Two complementary guidelines on the diagnosis and treatment
of allergic rhinitis are published in the August issue
of the Allergy journal. These guidelines are the result
of a close cooperation between scientists, primary care
professionals, and patients' organisations. GA²LEN,
Global Allergy and Asthma European Network contributed
to the guidelines representing European research in the
field.
Allergic rhinitis is one of the most common chronic diseases
with over 600 million people affected worldwide. More than
200 million of them also suffer from concomitant asthma.
However, allergic rhinitis is generally under-diagnosed
and under-treated.
Prof. Jean Bousquet, GA²LEN Vice-President and Chairman
of ARIA, Allergic Rhinitis and Its Impact on Asthma, stresses
that "neither allergic nor non-allergic rhinitis are
trivial disorders. They significantly impair patients'
daily quality of life, school and work performance. Moreover,
people with allergic rhinitis have a greater risk to develop
asthma and many patients with rhinitis already have asthma
as well. Although patients come with a complaint about
their nose, asthma too must be checked by the doctor."

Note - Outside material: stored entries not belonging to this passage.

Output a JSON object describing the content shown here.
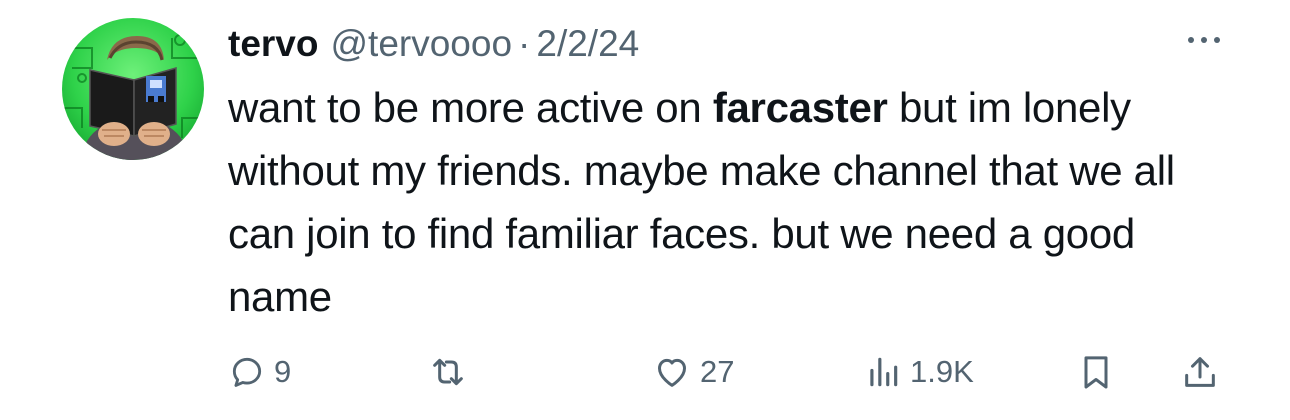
{
  "author": {
    "display_name": "tervo",
    "handle": "@tervoooo",
    "separator": "·",
    "date": "2/2/24"
  },
  "tweet": {
    "text_before": "want to be more active on ",
    "mention": "farcaster",
    "text_after": " but im lonely without my friends. maybe make channel that we all can join to find familiar faces. but we need a good name"
  },
  "actions": {
    "reply_count": "9",
    "retweet_count": "",
    "like_count": "27",
    "view_count": "1.9K"
  },
  "icons": {
    "more": "more-dots-icon",
    "reply": "reply-icon",
    "retweet": "retweet-icon",
    "like": "heart-icon",
    "views": "views-chart-icon",
    "bookmark": "bookmark-icon",
    "share": "share-icon"
  },
  "colors": {
    "text_primary": "#0f1419",
    "text_secondary": "#536471",
    "avatar_green": "#2fd24a"
  }
}
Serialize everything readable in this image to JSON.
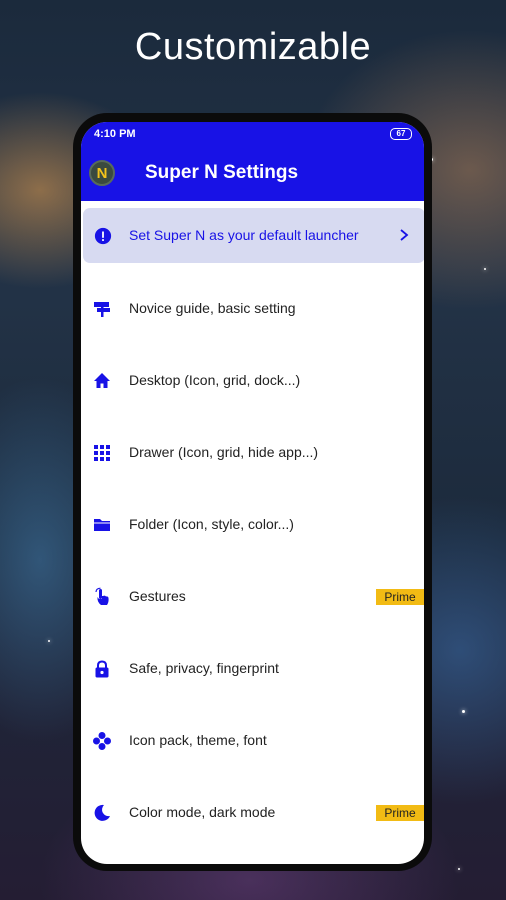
{
  "headline": "Customizable",
  "status": {
    "time": "4:10 PM",
    "battery": "67"
  },
  "app": {
    "title": "Super N Settings",
    "logo_letter": "N"
  },
  "banner": {
    "label": "Set Super N as your default launcher",
    "icon": "info-icon"
  },
  "items": [
    {
      "label": "Novice guide, basic setting",
      "icon": "signpost-icon"
    },
    {
      "label": "Desktop (Icon, grid, dock...)",
      "icon": "home-icon"
    },
    {
      "label": "Drawer (Icon, grid, hide app...)",
      "icon": "grid-icon"
    },
    {
      "label": "Folder (Icon, style, color...)",
      "icon": "folder-icon"
    },
    {
      "label": "Gestures",
      "icon": "gesture-icon",
      "badge": "Prime"
    },
    {
      "label": "Safe, privacy, fingerprint",
      "icon": "lock-icon"
    },
    {
      "label": "Icon pack, theme, font",
      "icon": "theme-icon"
    },
    {
      "label": "Color mode, dark mode",
      "icon": "moon-icon",
      "badge": "Prime"
    }
  ],
  "colors": {
    "accent": "#1812e6",
    "badge": "#f2bb14",
    "banner_bg": "#d7daf1"
  }
}
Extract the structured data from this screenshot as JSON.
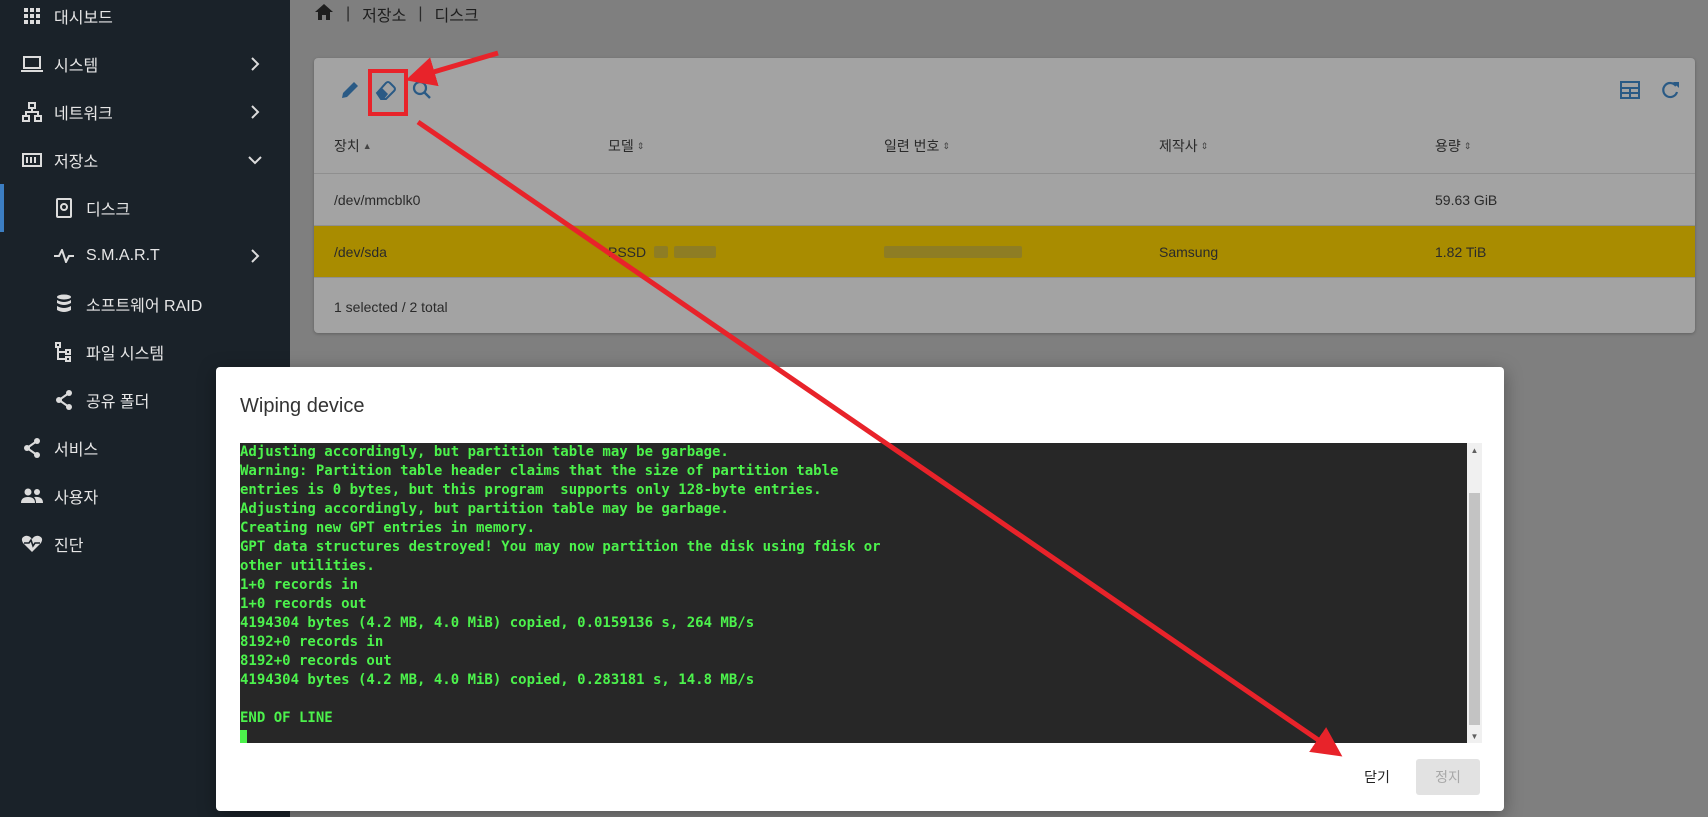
{
  "sidebar": {
    "items": [
      {
        "label": "대시보드",
        "icon": "apps-grid-icon"
      },
      {
        "label": "시스템",
        "icon": "laptop-icon"
      },
      {
        "label": "네트워크",
        "icon": "network-icon"
      },
      {
        "label": "저장소",
        "icon": "storage-icon"
      },
      {
        "label": "디스크",
        "icon": "disk-icon"
      },
      {
        "label": "S.M.A.R.T",
        "icon": "pulse-icon"
      },
      {
        "label": "소프트웨어 RAID",
        "icon": "database-icon"
      },
      {
        "label": "파일 시스템",
        "icon": "file-tree-icon"
      },
      {
        "label": "공유 폴더",
        "icon": "share-icon"
      },
      {
        "label": "서비스",
        "icon": "share-icon"
      },
      {
        "label": "사용자",
        "icon": "users-icon"
      },
      {
        "label": "진단",
        "icon": "heart-pulse-icon"
      }
    ]
  },
  "breadcrumb": {
    "home_icon": "home-icon",
    "level1": "저장소",
    "level2": "디스크"
  },
  "toolbar": {
    "edit_icon": "pencil-icon",
    "wipe_icon": "eraser-icon",
    "search_icon": "search-icon",
    "columns_icon": "table-icon",
    "refresh_icon": "refresh-icon"
  },
  "table": {
    "headers": [
      "장치",
      "모델",
      "일련 번호",
      "제작사",
      "용량"
    ],
    "rows": [
      {
        "device": "/dev/mmcblk0",
        "model": "",
        "serial": "",
        "vendor": "",
        "capacity": "59.63 GiB",
        "selected": false
      },
      {
        "device": "/dev/sda",
        "model": "PSSD",
        "serial": "",
        "vendor": "Samsung",
        "capacity": "1.82 TiB",
        "selected": true
      }
    ],
    "footer": "1 selected / 2 total"
  },
  "dialog": {
    "title": "Wiping device",
    "output_lines": [
      "Adjusting accordingly, but partition table may be garbage.",
      "Warning: Partition table header claims that the size of partition table",
      "entries is 0 bytes, but this program  supports only 128-byte entries.",
      "Adjusting accordingly, but partition table may be garbage.",
      "Creating new GPT entries in memory.",
      "GPT data structures destroyed! You may now partition the disk using fdisk or",
      "other utilities.",
      "1+0 records in",
      "1+0 records out",
      "4194304 bytes (4.2 MB, 4.0 MiB) copied, 0.0159136 s, 264 MB/s",
      "8192+0 records in",
      "8192+0 records out",
      "4194304 bytes (4.2 MB, 4.0 MiB) copied, 0.283181 s, 14.8 MB/s",
      "",
      "END OF LINE"
    ],
    "close_label": "닫기",
    "stop_label": "정지"
  },
  "colors": {
    "sidebar_bg": "#1a2229",
    "selected_row": "#a98c00",
    "terminal_text": "#4cf24c",
    "annotation": "#e8232a"
  }
}
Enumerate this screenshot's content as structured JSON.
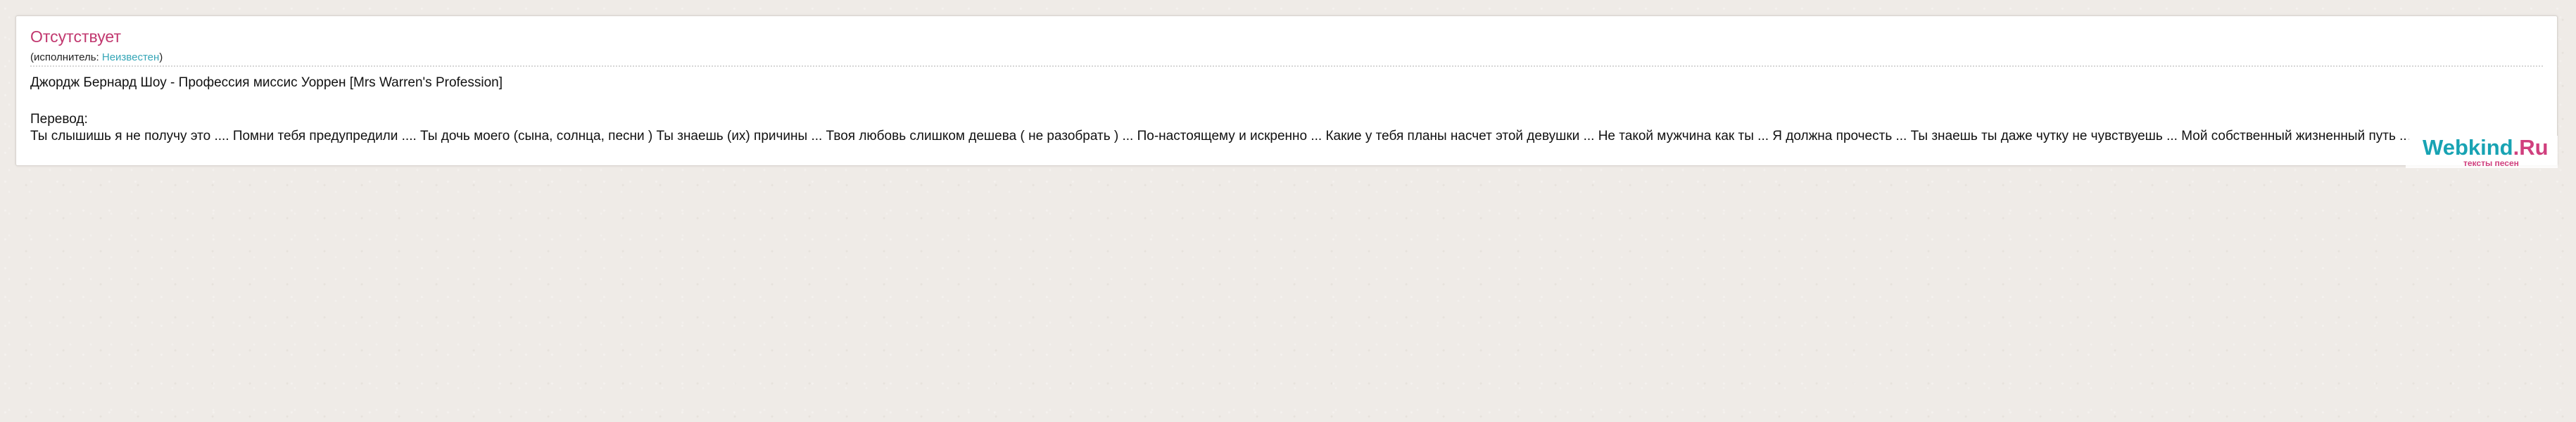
{
  "song": {
    "title": "Отсутствует",
    "performer_prefix": "(исполнитель: ",
    "performer_name": "Неизвестен",
    "performer_suffix": ")",
    "subtitle": "Джордж Бернард Шоу - Профессия миссис Уоррен [Mrs Warren's Profession]"
  },
  "translation": {
    "label": "Перевод:",
    "text": "Ты слышишь я не получу это .... Помни тебя предупредили .... Ты дочь моего (сына, солнца, песни ) Ты знаешь (их) причины ... Твоя любовь слишком дешева ( не разобрать ) ... По-настоящему и искренно ... Какие у тебя планы насчет этой девушки ... Не такой мужчина как ты ... Я должна прочесть ... Ты знаешь ты даже чутку не чувствуешь ... Мой собственный жизненный путь ..."
  },
  "logo": {
    "brand": "Webkind",
    "tld": ".Ru",
    "tagline": "тексты песен"
  },
  "colors": {
    "title": "#c1386f",
    "performer_link": "#35a6b7",
    "logo_teal": "#18a3b3",
    "logo_pink": "#d0407e",
    "background": "#efebe7"
  }
}
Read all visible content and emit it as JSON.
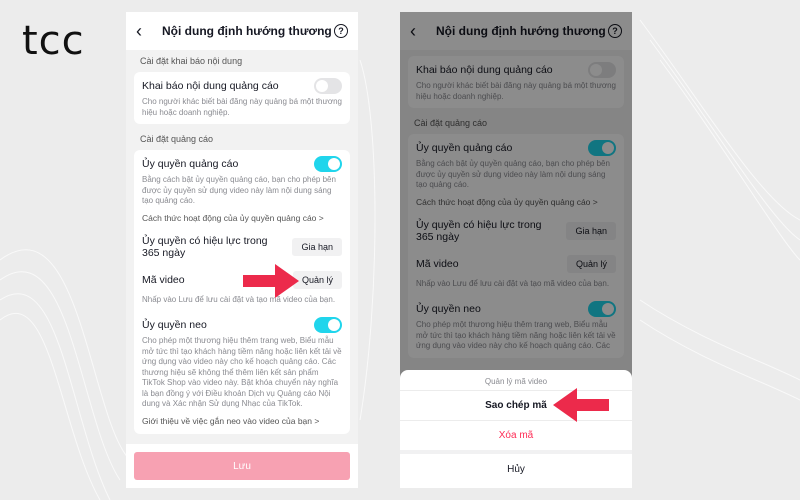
{
  "brand": {
    "logo_text": "tcc",
    "arrow_color": "#ec2a4b"
  },
  "colors": {
    "toggle_on": "#20d5ec",
    "danger": "#fe2c55",
    "save_disabled": "#f7a1b2"
  },
  "left": {
    "header": {
      "back_icon": "chevron-left-icon",
      "title": "Nội dung định hướng thương hiệ...",
      "help_icon": "question-circle-icon",
      "help_glyph": "?"
    },
    "disclosure_section": {
      "label": "Cài đặt khai báo nội dung",
      "item_title": "Khai báo nội dung quảng cáo",
      "item_desc": "Cho người khác biết bài đăng này quảng bá một thương hiệu hoặc doanh nghiệp.",
      "toggle": "off"
    },
    "ad_section": {
      "label": "Cài đặt quảng cáo",
      "auth_title": "Ủy quyền quảng cáo",
      "auth_desc": "Bằng cách bật ủy quyền quảng cáo, bạn cho phép bên được ủy quyền sử dụng video này làm nội dung sáng tạo quảng cáo.",
      "auth_link": "Cách thức hoạt động của ủy quyền quảng cáo >",
      "auth_toggle": "on",
      "validity_title": "Ủy quyền có hiệu lực trong 365 ngày",
      "extend_label": "Gia hạn",
      "video_code_title": "Mã video",
      "manage_label": "Quản lý",
      "video_code_desc": "Nhấp vào Lưu để lưu cài đặt và tạo mã video của bạn.",
      "anchor_title": "Ủy quyền neo",
      "anchor_desc": "Cho phép một thương hiệu thêm trang web, Biểu mẫu mở tức thì tạo khách hàng tiềm năng hoặc liên kết tải về ứng dụng vào video này cho kế hoạch quảng cáo. Các thương hiệu sẽ không thể thêm liên kết sản phẩm TikTok Shop vào video này. Bật khóa chuyển này nghĩa là bạn đồng ý với Điều khoản Dịch vụ Quảng cáo Nội dung và Xác nhận Sử dụng Nhạc của TikTok.",
      "anchor_link": "Giới thiệu về việc gắn neo vào video của bạn >",
      "anchor_toggle": "on"
    },
    "save_label": "Lưu"
  },
  "right": {
    "header": {
      "back_icon": "chevron-left-icon",
      "title": "Nội dung định hướng thương hiệ...",
      "help_icon": "question-circle-icon",
      "help_glyph": "?"
    },
    "disclosure": {
      "item_title": "Khai báo nội dung quảng cáo",
      "item_desc": "Cho người khác biết bài đăng này quảng bá một thương hiệu hoặc doanh nghiệp.",
      "toggle": "off"
    },
    "ad_section": {
      "label": "Cài đặt quảng cáo",
      "auth_title": "Ủy quyền quảng cáo",
      "auth_desc": "Bằng cách bật ủy quyền quảng cáo, bạn cho phép bên được ủy quyền sử dụng video này làm nội dung sáng tạo quảng cáo.",
      "auth_link": "Cách thức hoạt động của ủy quyền quảng cáo >",
      "validity_title": "Ủy quyền có hiệu lực trong 365 ngày",
      "extend_label": "Gia hạn",
      "video_code_title": "Mã video",
      "manage_label": "Quản lý",
      "video_code_desc": "Nhấp vào Lưu để lưu cài đặt và tạo mã video của bạn.",
      "anchor_title": "Ủy quyền neo",
      "anchor_desc": "Cho phép một thương hiệu thêm trang web, Biểu mẫu mở tức thì tạo khách hàng tiềm năng hoặc liên kết tải về ứng dụng vào video này cho kế hoạch quảng cáo. Các"
    },
    "sheet": {
      "header": "Quản lý mã video",
      "copy_label": "Sao chép mã",
      "delete_label": "Xóa mã",
      "cancel_label": "Hủy"
    }
  }
}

Dr. Chris van Weel, from WONCA, adds "The majority
of patients who seek medical advice are seen in primary
care practices. General practitioners therefore have a
central role to play in the adequate diagnosis and treatment
of allergic rhinitis. These two short publications intend
to support primary care physicians in their diagnostic
and facilitate doctors' assessment of the disease and medication
choices." In the accompanying editorial, he expends
on the central role of primary care in the diagnosis, treatment
and management of allergic rhinitis.
The guidelines review best practices worldwide, based
on current state-of-the-art research. They propose practical
questionnaires for history taking, which is at the core
of diagnosis, including advice on how to differentiate
allergic rhinitis from other common diseases such as the
common cold and non-allergic rhinitis.
Classifications will allow doctors to assess the severity
of the disease and the impact on the patients' quality
of life. Primary care professionals will also find a list
of 'red flags' suggesting that urgent referral is need
and a glossary of rhinitis medications.